Por fim, para Frei Vanildo, o episódio da Perfeita Alegria ilustra bem esse processo de considerar como bens tudo aquilo que antes era pesar. Citamos aqui o final do texto: “E, por isso, ouve a conclusão, Frei Leão. Acima de todas as graças e dons do Espírito Santo, que Cristo concede aos seus amigos, está a de vencer a si mesmo e de boa vontade, por amor de Cristo, suportar penas, injúrias, opróbrios e mal-estares; porque de todos os outros dons de Deus nós não podemos nos gloriar, pois não são nossos mas de Deus, como diz o Apóstolo: Que é que tu tens que não recebeste de Deus? E se recebeste dele, por que te glorias, como se o tivesses por ti? Mas na cruz da tribulação e da aflição nós podemos nos gloriar, pois diz o Apóstolo: Não quero me gloriar a não ser na cruz de nosso Senhor Jesus Cristo”.
Como proposta de exercício para o momento pessoal dos capitulares, em silêncio, Frei Vanildo deixou alguns questionamentos: “Que lugar tem Deus na minha vida? É central? Acessório? Que lugar tem Deus na minha vida? E não confundir com religião… Muita religião, às vezes, é sinal de ateísmo prático”, sublinhou, continuando: “Eu consigo localizar em minha história pessoal o momento em que Deus passou a ser o centro da minha existência? Qual o momento que mudou a minha vida?

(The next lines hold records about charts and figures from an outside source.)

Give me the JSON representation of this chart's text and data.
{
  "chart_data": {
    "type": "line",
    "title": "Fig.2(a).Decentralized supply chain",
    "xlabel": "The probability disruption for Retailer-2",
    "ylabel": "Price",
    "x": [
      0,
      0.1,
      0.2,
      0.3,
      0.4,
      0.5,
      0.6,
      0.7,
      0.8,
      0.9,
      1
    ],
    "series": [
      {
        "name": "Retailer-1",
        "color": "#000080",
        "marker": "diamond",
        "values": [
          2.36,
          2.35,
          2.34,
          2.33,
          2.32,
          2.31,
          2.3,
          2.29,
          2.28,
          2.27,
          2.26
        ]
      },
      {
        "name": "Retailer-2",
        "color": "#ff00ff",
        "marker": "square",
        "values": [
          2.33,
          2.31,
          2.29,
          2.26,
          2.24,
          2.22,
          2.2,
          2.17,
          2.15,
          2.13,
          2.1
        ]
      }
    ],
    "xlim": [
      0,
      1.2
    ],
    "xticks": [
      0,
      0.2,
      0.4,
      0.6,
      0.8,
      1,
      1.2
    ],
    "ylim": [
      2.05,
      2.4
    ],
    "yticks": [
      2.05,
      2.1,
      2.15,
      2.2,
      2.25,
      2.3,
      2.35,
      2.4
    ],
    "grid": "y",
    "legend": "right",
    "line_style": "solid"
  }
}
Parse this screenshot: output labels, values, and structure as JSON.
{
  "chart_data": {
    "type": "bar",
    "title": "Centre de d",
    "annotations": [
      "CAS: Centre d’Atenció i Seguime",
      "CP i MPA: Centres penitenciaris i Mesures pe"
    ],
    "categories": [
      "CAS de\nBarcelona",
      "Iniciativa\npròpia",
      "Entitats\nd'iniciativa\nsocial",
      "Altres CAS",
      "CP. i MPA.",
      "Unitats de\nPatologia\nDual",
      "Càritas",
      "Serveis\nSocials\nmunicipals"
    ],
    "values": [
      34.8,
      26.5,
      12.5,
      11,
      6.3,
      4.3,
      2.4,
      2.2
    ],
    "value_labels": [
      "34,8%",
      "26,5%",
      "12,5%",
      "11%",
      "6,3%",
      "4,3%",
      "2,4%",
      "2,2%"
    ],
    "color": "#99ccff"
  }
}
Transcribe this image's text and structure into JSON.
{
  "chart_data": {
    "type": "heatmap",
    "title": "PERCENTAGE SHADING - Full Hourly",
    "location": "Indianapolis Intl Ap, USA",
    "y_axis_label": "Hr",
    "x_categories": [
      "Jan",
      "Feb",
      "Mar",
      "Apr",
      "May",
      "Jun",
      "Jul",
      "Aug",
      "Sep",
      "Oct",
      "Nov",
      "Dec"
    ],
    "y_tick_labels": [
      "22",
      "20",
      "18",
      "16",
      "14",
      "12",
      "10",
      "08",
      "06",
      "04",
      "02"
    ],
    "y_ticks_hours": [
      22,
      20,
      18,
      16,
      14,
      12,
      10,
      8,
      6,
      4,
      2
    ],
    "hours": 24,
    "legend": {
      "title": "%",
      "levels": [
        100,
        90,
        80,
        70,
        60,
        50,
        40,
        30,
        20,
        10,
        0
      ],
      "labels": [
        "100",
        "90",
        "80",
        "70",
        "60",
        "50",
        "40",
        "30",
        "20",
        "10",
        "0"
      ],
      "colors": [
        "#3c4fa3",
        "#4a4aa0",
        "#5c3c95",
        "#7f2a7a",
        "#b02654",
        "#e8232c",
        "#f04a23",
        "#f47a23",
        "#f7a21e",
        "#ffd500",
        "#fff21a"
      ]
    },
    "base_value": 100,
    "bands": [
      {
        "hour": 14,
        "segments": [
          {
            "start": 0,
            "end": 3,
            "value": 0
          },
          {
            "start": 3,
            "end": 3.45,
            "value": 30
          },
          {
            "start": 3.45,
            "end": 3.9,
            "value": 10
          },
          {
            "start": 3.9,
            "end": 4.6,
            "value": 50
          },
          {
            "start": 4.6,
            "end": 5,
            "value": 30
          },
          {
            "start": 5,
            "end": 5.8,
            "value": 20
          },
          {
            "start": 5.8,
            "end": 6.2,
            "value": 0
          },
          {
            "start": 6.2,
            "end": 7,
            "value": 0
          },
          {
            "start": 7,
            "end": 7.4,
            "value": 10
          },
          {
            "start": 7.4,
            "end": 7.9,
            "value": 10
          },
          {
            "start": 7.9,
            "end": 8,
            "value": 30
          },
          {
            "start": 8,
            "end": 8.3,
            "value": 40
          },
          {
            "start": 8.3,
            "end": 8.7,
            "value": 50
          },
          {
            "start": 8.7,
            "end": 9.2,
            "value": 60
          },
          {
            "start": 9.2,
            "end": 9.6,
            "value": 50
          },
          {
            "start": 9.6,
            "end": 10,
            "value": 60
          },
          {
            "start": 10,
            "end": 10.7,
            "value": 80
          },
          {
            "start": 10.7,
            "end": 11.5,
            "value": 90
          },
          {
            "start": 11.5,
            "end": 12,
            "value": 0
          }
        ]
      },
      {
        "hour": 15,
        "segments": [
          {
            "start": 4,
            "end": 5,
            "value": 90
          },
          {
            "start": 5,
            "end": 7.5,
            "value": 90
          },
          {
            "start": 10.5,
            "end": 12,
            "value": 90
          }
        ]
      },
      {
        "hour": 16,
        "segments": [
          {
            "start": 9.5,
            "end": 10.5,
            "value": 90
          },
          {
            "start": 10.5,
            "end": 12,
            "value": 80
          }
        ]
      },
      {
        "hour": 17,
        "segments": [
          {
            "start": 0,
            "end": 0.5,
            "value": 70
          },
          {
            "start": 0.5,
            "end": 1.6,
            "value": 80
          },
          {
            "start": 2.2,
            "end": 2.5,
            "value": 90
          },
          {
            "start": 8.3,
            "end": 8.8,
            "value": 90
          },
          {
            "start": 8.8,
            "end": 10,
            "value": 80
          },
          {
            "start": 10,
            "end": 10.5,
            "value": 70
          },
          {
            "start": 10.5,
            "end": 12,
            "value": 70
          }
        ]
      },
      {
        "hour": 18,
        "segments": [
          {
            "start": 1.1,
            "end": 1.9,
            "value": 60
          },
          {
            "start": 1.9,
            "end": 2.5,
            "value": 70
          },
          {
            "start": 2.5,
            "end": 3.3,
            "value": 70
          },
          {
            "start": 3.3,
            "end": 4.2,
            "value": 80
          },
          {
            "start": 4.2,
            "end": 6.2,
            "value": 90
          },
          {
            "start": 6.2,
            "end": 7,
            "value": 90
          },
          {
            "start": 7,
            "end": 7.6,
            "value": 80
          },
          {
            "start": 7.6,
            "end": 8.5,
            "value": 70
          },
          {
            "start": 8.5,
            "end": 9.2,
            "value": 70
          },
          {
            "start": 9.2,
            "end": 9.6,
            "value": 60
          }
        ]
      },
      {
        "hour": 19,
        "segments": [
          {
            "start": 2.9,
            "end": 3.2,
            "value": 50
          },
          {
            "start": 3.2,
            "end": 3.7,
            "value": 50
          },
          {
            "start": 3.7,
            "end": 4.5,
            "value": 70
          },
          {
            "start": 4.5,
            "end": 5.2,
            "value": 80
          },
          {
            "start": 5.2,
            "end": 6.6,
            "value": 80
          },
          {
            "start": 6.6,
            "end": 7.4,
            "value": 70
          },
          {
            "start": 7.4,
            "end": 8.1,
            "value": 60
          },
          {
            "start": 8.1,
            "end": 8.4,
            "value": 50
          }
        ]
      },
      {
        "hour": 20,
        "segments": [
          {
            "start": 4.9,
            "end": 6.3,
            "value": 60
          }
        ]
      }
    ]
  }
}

Temos coragem de nos encarar com a autoimagem que temos de nós mesmos. Fazer um exercício bem concreto: fazer uma lista das cinco qualidades que eu tenho; e depois dos cinco defeitos que eu tenho. Francisco disse que o que era amargo se tornou doce e o que era doce se tornou amargo. Cada um pode fazer, então, uma listinha das coisas que lhe são amargas que precisam se tornar doce”, completou.
CELEBRAÇÃO PENITENCIAL: SEM ABAIXAMENTO NÃO HÁ LAVA-PÉS
Na Celebração Penitencial, que encerrou o primeiro dia do Capítulo Provincial, Frei Vanildo tomou apenas três pequenas ideias em relação ao Evangelho de João, que, segundo ele, é um Evangelho que fala por si mesmo. “É um Evangelho performático. Sobre aquele gesto de Jesus de lavar os pés, que qualquer pessoa entende mesmo que, no primeiro momento, não tenha entendido, queria destacar dois pontos: Para Lavar os pés, é preciso abaixar-se. Ninguém lava os pés de outra pessoa ficando em pé. Temos de nos que nos abaixar, nos ajoelhar diante do outro, nos colocarmos na posição de inferioridade. Sem esvaziamento, sem abaixamento não há lava-pés e não há participação na vida de Jesus. Para fazer parte da vida de Jesus é preciso entrar no jogo do lava-pés”, explicou.
No segundo ponto recordou que, mesmo que não seja do conhecimento de todo mundo, até o fim do primeiro milênio, início do segundo milênio, o lava-pés era considerado um sacramento ao lado de tantos outros gestos que também tinham status de sacramentos. Segundo ele, Santo Agostinho fazia uma lista de mais de 240 sacramentos. Outros tinham 120, outros 72, outros 40, outros 12, até que São Tomás de Aquino definiu 7, deixando de fora o lava-pés. “Talvez por que era o momento em que a Igreja assumia o poder da sociedade e se configurava a partir do princípio do poder. É muito estranho um rei, um príncipe abaixar-se para lavar os pés de seus súditos e dizer que esse é um gesto sagrado, que isso é sacramento, que isso é mistério da fé. É difícil admitir o lava-pés como sacramento porque ele mexe com a compreensão da própria Igreja”, salientou, recordando que no início do Papado de Francisco, dois gestos causaram impacto: um é a primeira visita papal fora do Vaticano em Lampedusa, que naquele momento era a porta de entrada de milhares de africanos, asiáticos, fugindo das guerras, da fome e das perseguições religiosas. “E Papa Francisco foi até a ilha num sinal de acolhida. Outro gesto do mesmo nível foi numa Quinta-feira santa quando, numa prisão em Roma, ele lavou os pés de jovens presos. Moças e rapazes, europeus, italianos, estrangeiros, cristãos e mulçumanos”, lembrou.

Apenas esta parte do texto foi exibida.